Model Approach: Health NZ EHR Programme
Work through all five questions first, then reveal what strong Test Manager practice looks like on a clinical programme.
What makes clinical systems different
Test Strategy Elements Unique to Clinical Systems
- Clinical risk classification: Every test scenario must be classified by clinical impact — patient safety (high), care coordination (medium), administrative (low). Test sequencing follows risk, not technical convenience.
- Patient safety test scenarios: Define specific scenarios for misrouted results, duplicate records, missing allergies, incorrect DOBs. These are not edge cases — they are primary test objectives on a clinical programme.
- HIPC obligations for test data: No real patient data in test environments without explicit governance approval. Synthetic data must reflect clinical reality — including edge cases like hyphenated surnames, te reo Māori names, and records with incomplete fields.
- Vendor sign-off requirements: Each vendor signs off their component and their integration seams independently. The Test Manager's summary report aggregates all vendor sign-offs — it is not a substitute for them.
One-Page Release Recommendation for the Clinical Director
Structure it as follows:
- Executive summary (3 sentences): What was tested, overall quality status, and recommendation.
- Scope tested: List of systems, interfaces, and data migration components covered. Note any areas explicitly not tested and why.
- Outstanding risk items: Every open defect by severity.

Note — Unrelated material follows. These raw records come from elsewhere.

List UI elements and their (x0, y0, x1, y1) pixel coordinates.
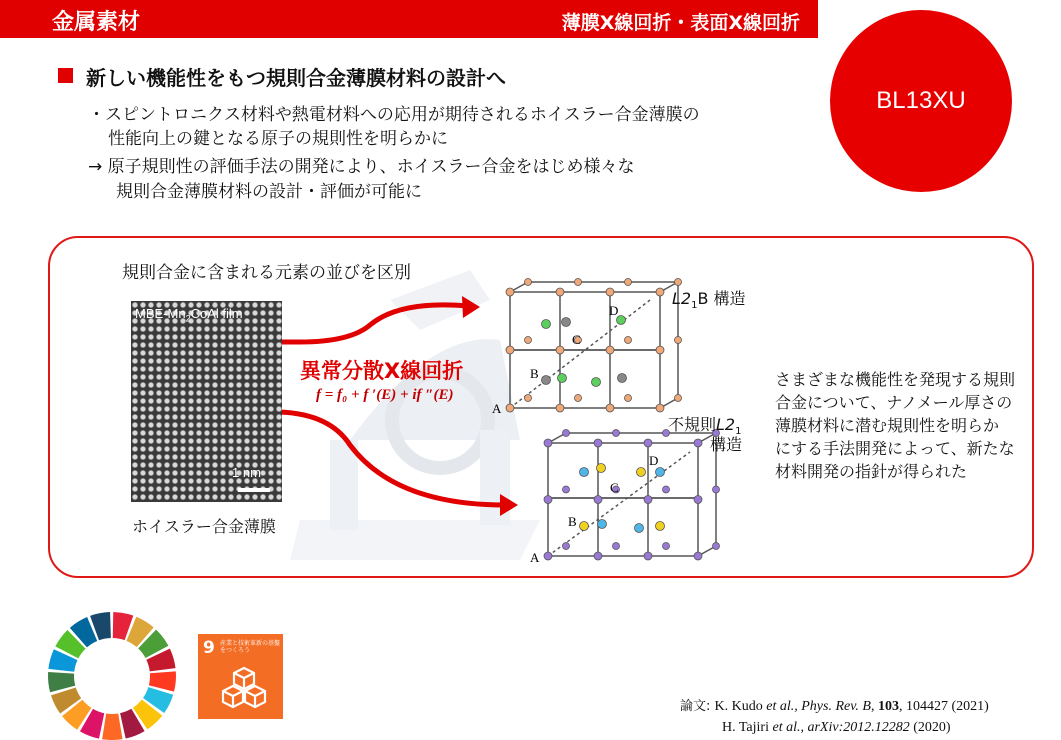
site-atom (542, 320, 551, 329)
film-caption: ホイスラー合金薄膜 (132, 517, 276, 536)
beamline-label: BL13XU (876, 87, 966, 114)
lattice-atom (656, 404, 664, 412)
lattice-atom (613, 543, 620, 550)
lattice-atom (713, 543, 720, 550)
lattice-atom (506, 288, 514, 296)
description-line: 合金について、ナノメール厚さの (775, 393, 1013, 412)
scale-bar (238, 488, 270, 492)
sdg9-tile (198, 634, 283, 719)
ordered-crystal (510, 282, 678, 408)
bullet-line-1: ・スピントロニクス材料や熱電材料への応用が期待されるホイスラー合金薄膜の (88, 105, 700, 125)
cubes-icon (220, 664, 268, 712)
lattice-atom (694, 496, 702, 504)
site-label-d-disordered: D (649, 453, 659, 468)
panel-title: 規則合金に含まれる元素の並びを区別 (122, 263, 411, 283)
bullet-line-3: → 原子規則性の評価手法の開発により、ホイスラー合金をはじめ様々な (88, 157, 635, 177)
diffractometer-sketch (290, 270, 540, 560)
reference-1: 論文: K. Kudo et al., Phys. Rev. B, 103, 104427 (2021) (680, 699, 989, 714)
description-line: 材料開発の指針が得られた (775, 462, 968, 481)
site-atom (656, 468, 665, 477)
lattice-atom (525, 337, 532, 344)
site-label-a-ordered: A (492, 401, 502, 416)
description (775, 368, 1015, 483)
lattice-atom (563, 543, 570, 550)
section-heading: 新しい機能性をもつ規則合金薄膜材料の設計へ (86, 66, 506, 90)
lattice-atom (575, 279, 582, 286)
lattice-atom (544, 496, 552, 504)
lattice-atom (594, 439, 602, 447)
lattice-atom (563, 486, 570, 493)
scattering-formula: f = f₀ + f ′(E) + if ″(E) (316, 387, 454, 403)
sdg-number: 9 (203, 638, 215, 658)
lattice-atom (544, 439, 552, 447)
category-label: 金属素材 (52, 10, 141, 35)
site-atom (618, 374, 627, 383)
site-atom (592, 378, 601, 387)
lattice-atom (544, 552, 552, 560)
lattice-atom (625, 395, 632, 402)
lattice-atom (694, 552, 702, 560)
lattice-atom (713, 486, 720, 493)
lattice-atom (506, 404, 514, 412)
lattice-atom (525, 395, 532, 402)
description-line: にする手法開発によって、新たな (775, 439, 1015, 458)
site-label-b-ordered: B (530, 366, 539, 381)
technique-title: 異常分散X線回折 (300, 359, 464, 383)
sdg-wheel-segment (102, 713, 122, 740)
site-atom (558, 374, 567, 383)
lattice-atom (594, 552, 602, 560)
lattice-atom (563, 430, 570, 437)
lattice-atom (656, 346, 664, 354)
references (680, 696, 989, 738)
lattice-atom (644, 552, 652, 560)
site-label-d-ordered: D (609, 303, 619, 318)
lattice-atom (625, 279, 632, 286)
site-atom (598, 520, 607, 529)
description-line: 薄膜材料に潜む規則性を明らか (775, 416, 1000, 435)
lattice-atom (663, 543, 670, 550)
lattice-atom (606, 346, 614, 354)
sdg-goal-text: 産業と技術革新の基盤をつくろう (220, 640, 281, 654)
lattice-atom (675, 395, 682, 402)
bullet-line-2: 性能向上の鍵となる原子の規則性を明らかに (108, 129, 448, 149)
ordered-atoms (506, 279, 682, 413)
lattice-atom (644, 439, 652, 447)
site-label-c-disordered: C (610, 480, 619, 495)
lattice-atom (556, 346, 564, 354)
site-atom (635, 524, 644, 533)
site-atom (580, 468, 589, 477)
bullet-line-4: 規則合金薄膜材料の設計・評価が可能に (116, 182, 422, 202)
lattice-atom (594, 496, 602, 504)
site-label-a-disordered: A (530, 550, 540, 565)
lattice-atom (606, 288, 614, 296)
technique-label: 薄膜X線回折・表面X線回折 (561, 12, 800, 34)
film-label: MBE-$Mn_2CoAl$ film (135, 306, 243, 324)
lattice-atom (606, 404, 614, 412)
lattice-atom (556, 404, 564, 412)
site-atom (597, 464, 606, 473)
site-label-b-disordered: B (568, 514, 577, 529)
lattice-atom (525, 279, 532, 286)
description-line: さまざまな機能性を発現する規則 (775, 370, 1016, 389)
site-atom (637, 468, 646, 477)
lattice-atom (675, 279, 682, 286)
lattice-atom (575, 395, 582, 402)
site-label-c-ordered: C (572, 332, 581, 347)
site-atom (656, 522, 665, 531)
disordered-structure-label: 不規則$L2_1$ (668, 415, 742, 438)
lattice-atom (556, 288, 564, 296)
disordered-crystal (548, 433, 716, 556)
lattice-atom (506, 346, 514, 354)
lattice-atom (663, 486, 670, 493)
sdg-wheel-icon (48, 612, 176, 740)
lattice-atom (675, 337, 682, 344)
lattice-atom (613, 430, 620, 437)
site-atom (580, 522, 589, 531)
lattice-atom (644, 496, 652, 504)
lattice-atom (656, 288, 664, 296)
ordered-structure-label: $L2_1B$ 構造 (672, 289, 746, 312)
lattice-atom (694, 439, 702, 447)
site-atom (542, 376, 551, 385)
reference-2: H. Tajiri et al., arXiv:2012.12282 (2020) (722, 720, 951, 735)
site-atom (562, 318, 571, 327)
lattice-atom (625, 337, 632, 344)
scale-label: 1 nm (232, 465, 261, 480)
disordered-structure-suffix: 構造 (710, 435, 743, 454)
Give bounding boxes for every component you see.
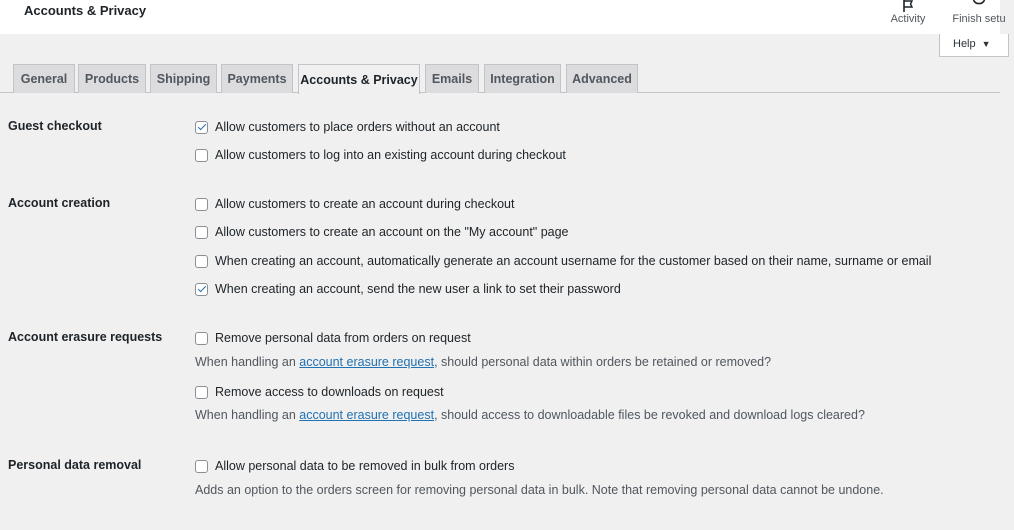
activity-label: Activity: [890, 13, 926, 25]
remove-downloads-description: [195, 408, 865, 422]
description-text: When handling an: [195, 408, 300, 422]
checkbox[interactable]: [195, 460, 208, 473]
checkbox[interactable]: [195, 149, 208, 162]
checkbox[interactable]: [195, 283, 208, 296]
checkbox-label: When creating an account, automatically generate an account username for the customer based on their name, surname or email: [215, 254, 932, 268]
send-password-link-option[interactable]: [195, 281, 621, 297]
checkbox-label: When creating an account, send the new user a link to set their password: [215, 282, 621, 296]
top-bar: [0, 0, 1006, 34]
checkbox[interactable]: [195, 198, 208, 211]
description-text: , should personal data within orders be retained or removed?: [434, 355, 772, 369]
help-button[interactable]: [939, 34, 1009, 57]
tab-emails[interactable]: Emails: [425, 64, 479, 93]
account-creation-label: Account creation: [8, 196, 111, 210]
account-erasure-request-link[interactable]: account erasure request: [299, 355, 435, 369]
bulk-remove-data-option[interactable]: [195, 458, 514, 474]
guest-checkout-label: Guest checkout: [8, 119, 102, 133]
tab-products[interactable]: Products: [78, 64, 146, 93]
tab-integration[interactable]: Integration: [484, 64, 561, 93]
create-account-checkout-option[interactable]: [195, 196, 514, 212]
remove-order-data-description: [195, 355, 771, 369]
progress-circle-icon: [971, 0, 987, 12]
checkbox[interactable]: [195, 386, 208, 399]
flag-icon: [901, 0, 915, 12]
checkbox-label: Allow customers to place orders without an account: [215, 120, 500, 134]
tab-shipping[interactable]: Shipping: [150, 64, 217, 93]
page-title: Accounts & Privacy: [24, 3, 147, 18]
create-account-my-account-option[interactable]: [195, 224, 569, 240]
checkbox-label: Remove personal data from orders on request: [215, 331, 471, 345]
bulk-remove-data-description: Adds an option to the orders screen for removing personal data in bulk. Note that removing personal data cannot be undone.: [195, 483, 884, 497]
tab-general[interactable]: General: [13, 64, 75, 93]
checkbox-label: Allow personal data to be removed in bulk from orders: [215, 459, 515, 473]
description-text: , should access to downloadable files be revoked and download logs cleared?: [434, 408, 865, 422]
account-erasure-request-link[interactable]: account erasure request: [299, 408, 435, 422]
login-during-checkout-option[interactable]: [195, 147, 566, 163]
checkbox-label: Allow customers to create an account on the "My account" page: [215, 225, 569, 239]
checkbox[interactable]: [195, 255, 208, 268]
checkbox-label: Allow customers to log into an existing account during checkout: [215, 148, 566, 162]
tab-advanced[interactable]: Advanced: [566, 64, 638, 93]
activity-button[interactable]: [885, 0, 931, 25]
checkbox[interactable]: [195, 121, 208, 134]
checkbox[interactable]: [195, 226, 208, 239]
tab-payments[interactable]: Payments: [221, 64, 293, 93]
remove-order-data-option[interactable]: [195, 330, 471, 346]
tab-accounts-privacy[interactable]: Accounts & Privacy: [298, 64, 420, 94]
account-erasure-label: Account erasure requests: [8, 330, 163, 344]
finish-setup-button[interactable]: [944, 0, 1014, 25]
checkbox-label: Remove access to downloads on request: [215, 385, 444, 399]
personal-data-removal-label: Personal data removal: [8, 458, 142, 472]
checkbox-label: Allow customers to create an account during checkout: [215, 197, 515, 211]
guest-checkout-option[interactable]: [195, 119, 500, 135]
caret-down-icon: ▼: [981, 39, 991, 49]
help-label: Help: [953, 38, 976, 50]
remove-downloads-option[interactable]: [195, 384, 444, 400]
generate-username-option[interactable]: [195, 253, 931, 269]
checkbox[interactable]: [195, 332, 208, 345]
settings-tabs: [0, 64, 1000, 93]
description-text: When handling an: [195, 355, 300, 369]
finish-setup-label: Finish setu: [952, 13, 1006, 25]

For each medium or high item: the clinical risk if it occurs post-go-live, and who has accepted that risk.
- Clinical safety attestation: Statement that clinical test scenarios were executed, including patient safety scenarios, misrouted results, and duplicate record scenarios — with results.
- Recommendation: Go / Conditional Go (with named conditions) / No-Go. A Conditional Go means "go-live is acceptable IF these specific items are resolved within 48 hours of go-live." State the conditions explicitly.
NZ-Specific: Data Breach Notification
Under the Health Information Privacy Code 2020 and the Privacy Act 2020, a health data breach is notifiable to the Office of the Privacy Commissioner within 72 hours of the organisation becoming aware of it. The Test Manager's test summary report is part of the evidence chain in any post-incident investigation — it demonstrates what was tested, what was known, and what risks were accepted. If your summary report is vague or missing, it will be read as evidence of inadequate quality governance. Write it as if a regulator will read it — because they might.
Key Principle
"Clinical safety is not a vendor obligation — it is a programme obligation. You own the evidence that the system was tested adequately."
CloudMed can certify their product is safe. TechInt can certify their configuration is correct. Neither of them owns the end-to-end patient journey across all three vendors and all three integration seams. That is your scope, and it is non-negotiable on a clinical programme.